L’economista: "Solo buone intenzioni. Serve il nucleare"

ROMA "Pareggio, vittoria degli ambientalisti o, di contro, dei petrolieri? Ma non c’è neppure stata partita vera. Questa è una kermesse...

"Pareggio, vittoria degli ambientalisti o, di contro, dei petrolieri? Ma non c’è neppure stata partita vera. Questa è una kermesse dalle buone intenzioni nella quale tutti hanno recitato la loro parte ma che non cambierà molto la realtà. Ci sarà un pò di impegno in più da parte di tutti, anche da parte dei Paesi produttori. Ma sul trend delle emissioni non cambierà quasi niente". Cosi Davide Tabarelli, presidente di Nomisma Energia.

A Cop 28 si è battagliato sulle definizioni. "Transizione dalle fonti fossili" invece che "eliminazione progressiva" è la formula adottata: ovvero?

"Sono parole. Siccome il 75% delle emisisoni viene da fossili, era inevitabile che si facesse prima o poi un riferimento alle fonti fossili. La verità è che se volessimo arrivare a net zero al 2050, come si dice, dovremmo da qui ad allora quasi abbandonare i fossili e questo sarà difficilissimo.
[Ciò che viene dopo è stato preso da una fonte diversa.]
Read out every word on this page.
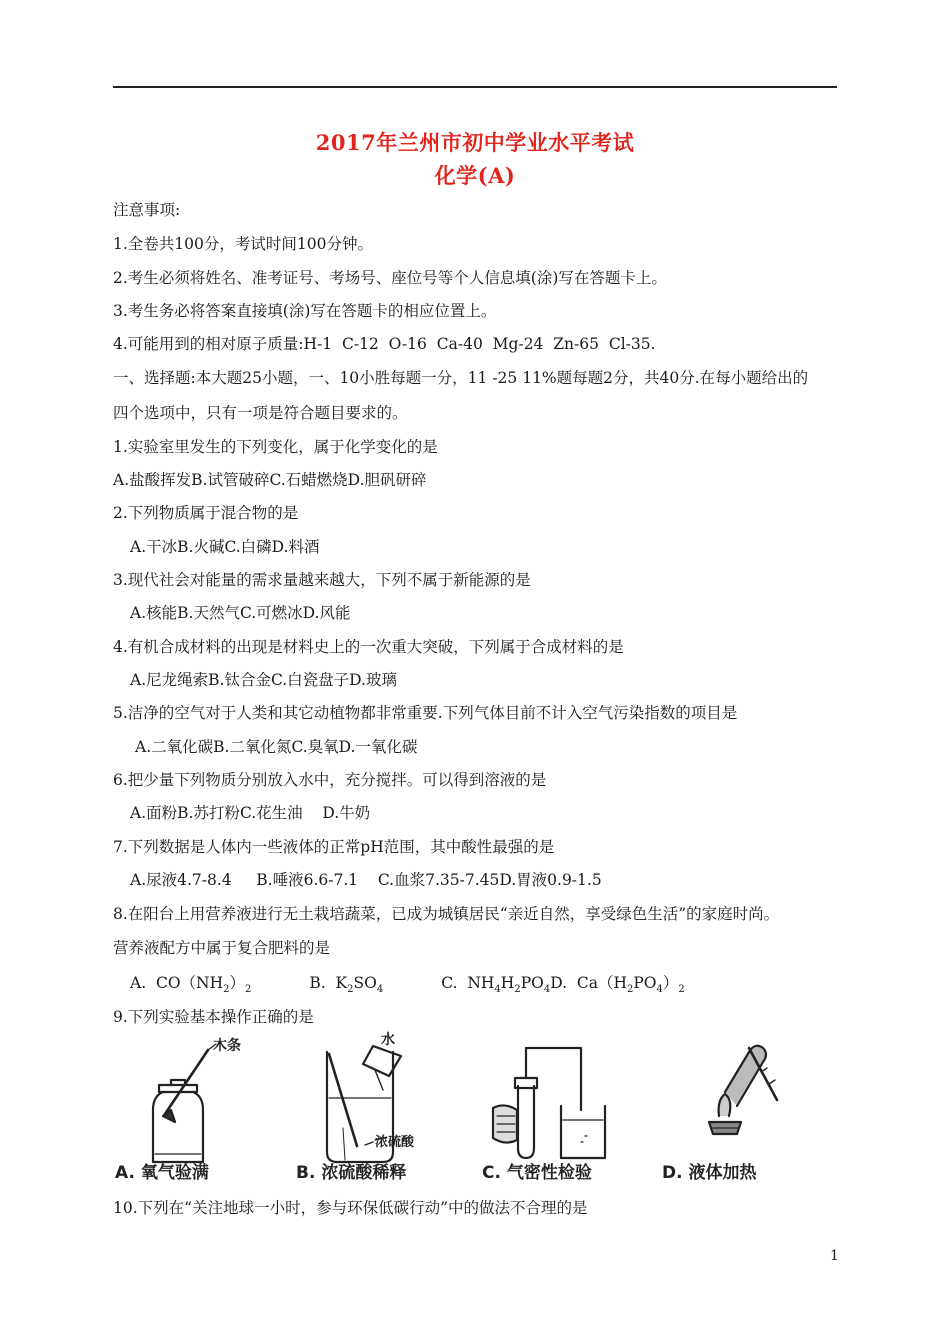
2017年兰州市初中学业水平考试
化学(A)
注意事项:
1.全卷共100分，考试时间100分钟。
2.考生必须将姓名、准考证号、考场号、座位号等个人信息填(涂)写在答题卡上。
3.考生务必将答案直接填(涂)写在答题卡的相应位置上。
4.可能用到的相对原子质量:H-1  C-12  O-16  Ca-40  Mg-24  Zn-65  Cl-35.
一、选择题:本大题25小题，一、10小胜每题一分，11 -25 11%题每题2分，共40分.在每小题给出的
四个选项中，只有一项是符合题目要求的。
1.实验室里发生的下列变化，属于化学变化的是
A.盐酸挥发B.试管破碎C.石蜡燃烧D.胆矾研碎
2.下列物质属于混合物的是
A.干冰B.火碱C.白磷D.料酒
3.现代社会对能量的需求量越来越大，下列不属于新能源的是
A.核能B.天然气C.可燃冰D.风能
4.有机合成材料的出现是材料史上的一次重大突破，下列属于合成材料的是
A.尼龙绳索B.钛合金C.白瓷盘子D.玻璃
5.洁净的空气对于人类和其它动植物都非常重要.下列气体目前不计入空气污染指数的项目是
A.二氧化碳B.二氧化氮C.臭氧D.一氧化碳
6.把少量下列物质分别放入水中，充分搅拌。可以得到溶液的是
A.面粉B.苏打粉C.花生油    D.牛奶
7.下列数据是人体内一些液体的正常pH范围，其中酸性最强的是
A.尿液4.7-8.4     B.唾液6.6-7.1    C.血浆7.35-7.45D.胃液0.9-1.5
8.在阳台上用营养液进行无土栽培蔬菜，已成为城镇居民“亲近自然，享受绿色生活”的家庭时尚。
营养液配方中属于复合肥料的是
A.  $CO(NH_2)_2$	B.  $K_2SO_4$	C.  $NH_4H_2PO_4D$.  $Ca(H_2PO_4)_2$
9.下列实验基本操作正确的是
木条	水
浓硫酸
A. 氧气验满	B. 浓硫酸稀释	C. 气密性检验	D. 液体加热
10.下列在“关注地球一小时，参与环保低碳行动”中的做法不合理的是
1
Da qui al 2050 mancano 27 anni e io che da 40 mi occupo di energia sento dire da decenni che con le rinnovabili avremmo risolto i problemi energetici. In realtà dal summit di Rio de Janeiro nel 1992 le emissioni globali sono passate da 22 a 37 miliardi di tonnellate di Co2 l’anno. Continuiamo a fare proclami, promesse, ma non riusciamo a invertire la tendenza di fondo nei mercati dell’energia che si affida ancora all’80% ai fossili. Mi auguro di sbagliarmi, ma se ho ragione, e temo di averla, e se sul cambiamento climatico hanno ragione gli scienziati dell’Ipcc, siamo in un bel guaio".
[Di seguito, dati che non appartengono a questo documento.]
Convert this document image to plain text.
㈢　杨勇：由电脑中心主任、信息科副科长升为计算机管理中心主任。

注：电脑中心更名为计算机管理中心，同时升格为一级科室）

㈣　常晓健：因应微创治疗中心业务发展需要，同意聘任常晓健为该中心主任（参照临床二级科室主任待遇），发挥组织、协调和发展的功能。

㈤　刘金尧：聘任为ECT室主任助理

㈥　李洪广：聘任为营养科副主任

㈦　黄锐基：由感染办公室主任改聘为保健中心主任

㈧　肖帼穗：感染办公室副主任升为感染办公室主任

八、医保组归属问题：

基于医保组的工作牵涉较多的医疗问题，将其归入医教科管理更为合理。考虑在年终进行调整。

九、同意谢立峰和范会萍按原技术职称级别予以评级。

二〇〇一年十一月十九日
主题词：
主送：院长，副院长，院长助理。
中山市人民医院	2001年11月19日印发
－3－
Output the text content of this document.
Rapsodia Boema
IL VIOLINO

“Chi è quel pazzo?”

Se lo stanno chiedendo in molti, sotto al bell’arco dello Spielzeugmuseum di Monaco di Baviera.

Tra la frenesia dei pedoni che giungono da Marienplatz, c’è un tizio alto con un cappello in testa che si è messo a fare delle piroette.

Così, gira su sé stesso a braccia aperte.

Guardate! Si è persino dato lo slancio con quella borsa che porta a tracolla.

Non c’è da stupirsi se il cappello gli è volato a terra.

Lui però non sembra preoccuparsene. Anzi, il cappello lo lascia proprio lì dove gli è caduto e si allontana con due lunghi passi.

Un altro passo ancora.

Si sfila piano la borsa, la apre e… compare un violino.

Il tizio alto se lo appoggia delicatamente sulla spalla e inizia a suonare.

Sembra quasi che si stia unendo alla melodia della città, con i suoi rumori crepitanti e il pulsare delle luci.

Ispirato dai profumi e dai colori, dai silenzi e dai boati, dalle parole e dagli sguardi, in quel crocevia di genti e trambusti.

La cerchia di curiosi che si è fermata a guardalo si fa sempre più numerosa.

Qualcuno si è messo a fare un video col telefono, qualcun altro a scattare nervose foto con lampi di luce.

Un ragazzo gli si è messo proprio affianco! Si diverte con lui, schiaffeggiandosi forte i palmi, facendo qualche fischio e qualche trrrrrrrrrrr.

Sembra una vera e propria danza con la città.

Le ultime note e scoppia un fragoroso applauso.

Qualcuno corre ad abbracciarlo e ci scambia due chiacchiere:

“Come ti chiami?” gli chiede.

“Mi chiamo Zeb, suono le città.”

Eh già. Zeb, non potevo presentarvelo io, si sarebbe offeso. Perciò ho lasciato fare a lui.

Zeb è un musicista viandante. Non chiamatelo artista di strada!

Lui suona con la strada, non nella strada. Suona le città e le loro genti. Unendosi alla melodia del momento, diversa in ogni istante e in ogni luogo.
Secondo lei l’uscita dalle fonti fossili quindi non ci sarà?

"Mi spiace, nei prossimi anni la quota dei fossili non calerà, figuriamomoci eliminarla. È impossibile, doppiamente nei Paesi poveri ai quali non possiamo eticamente negare il diritto all’energia".
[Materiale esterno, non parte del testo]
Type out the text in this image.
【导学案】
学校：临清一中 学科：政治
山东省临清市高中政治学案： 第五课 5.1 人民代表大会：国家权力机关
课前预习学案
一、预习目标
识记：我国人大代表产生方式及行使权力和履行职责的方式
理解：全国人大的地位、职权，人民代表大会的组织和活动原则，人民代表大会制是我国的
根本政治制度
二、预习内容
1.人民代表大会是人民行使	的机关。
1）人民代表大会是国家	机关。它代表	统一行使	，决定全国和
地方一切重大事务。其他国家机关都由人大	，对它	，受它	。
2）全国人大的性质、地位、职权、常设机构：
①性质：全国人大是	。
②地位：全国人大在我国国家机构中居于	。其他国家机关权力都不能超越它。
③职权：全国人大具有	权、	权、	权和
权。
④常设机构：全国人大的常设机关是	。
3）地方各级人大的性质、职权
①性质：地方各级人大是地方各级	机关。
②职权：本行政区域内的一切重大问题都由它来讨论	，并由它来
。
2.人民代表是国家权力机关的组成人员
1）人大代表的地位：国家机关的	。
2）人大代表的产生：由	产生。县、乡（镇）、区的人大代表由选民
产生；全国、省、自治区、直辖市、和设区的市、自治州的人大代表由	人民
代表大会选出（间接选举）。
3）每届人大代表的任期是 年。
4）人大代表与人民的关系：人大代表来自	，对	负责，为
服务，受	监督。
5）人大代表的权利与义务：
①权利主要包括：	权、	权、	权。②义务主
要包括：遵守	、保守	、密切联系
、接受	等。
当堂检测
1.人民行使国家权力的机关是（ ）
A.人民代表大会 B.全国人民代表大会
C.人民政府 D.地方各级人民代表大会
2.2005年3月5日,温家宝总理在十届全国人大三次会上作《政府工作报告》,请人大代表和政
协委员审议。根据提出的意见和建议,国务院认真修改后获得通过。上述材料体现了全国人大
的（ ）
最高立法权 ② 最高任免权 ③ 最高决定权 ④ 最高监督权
C’è chi spera nel nucleare, che è pure entrato nel testo.

"Questa è una delle novità più interessanti: che si riconosca che per tagliare le emissioni c’è bisogno di tutto, compreso il nucleare, che è l’unica fonte che ci dà grande dimensione, grande densità di energia e programmabilità e che non emette Co2. Serve tutto, rinnovabili, nucleare, idrogeno, cattura e sequesto della Co2, biocarburanti e e-fuel. Un pò si possono ridurre le emissioni ma da qui a far a meno delle fonti fossili..auguri!".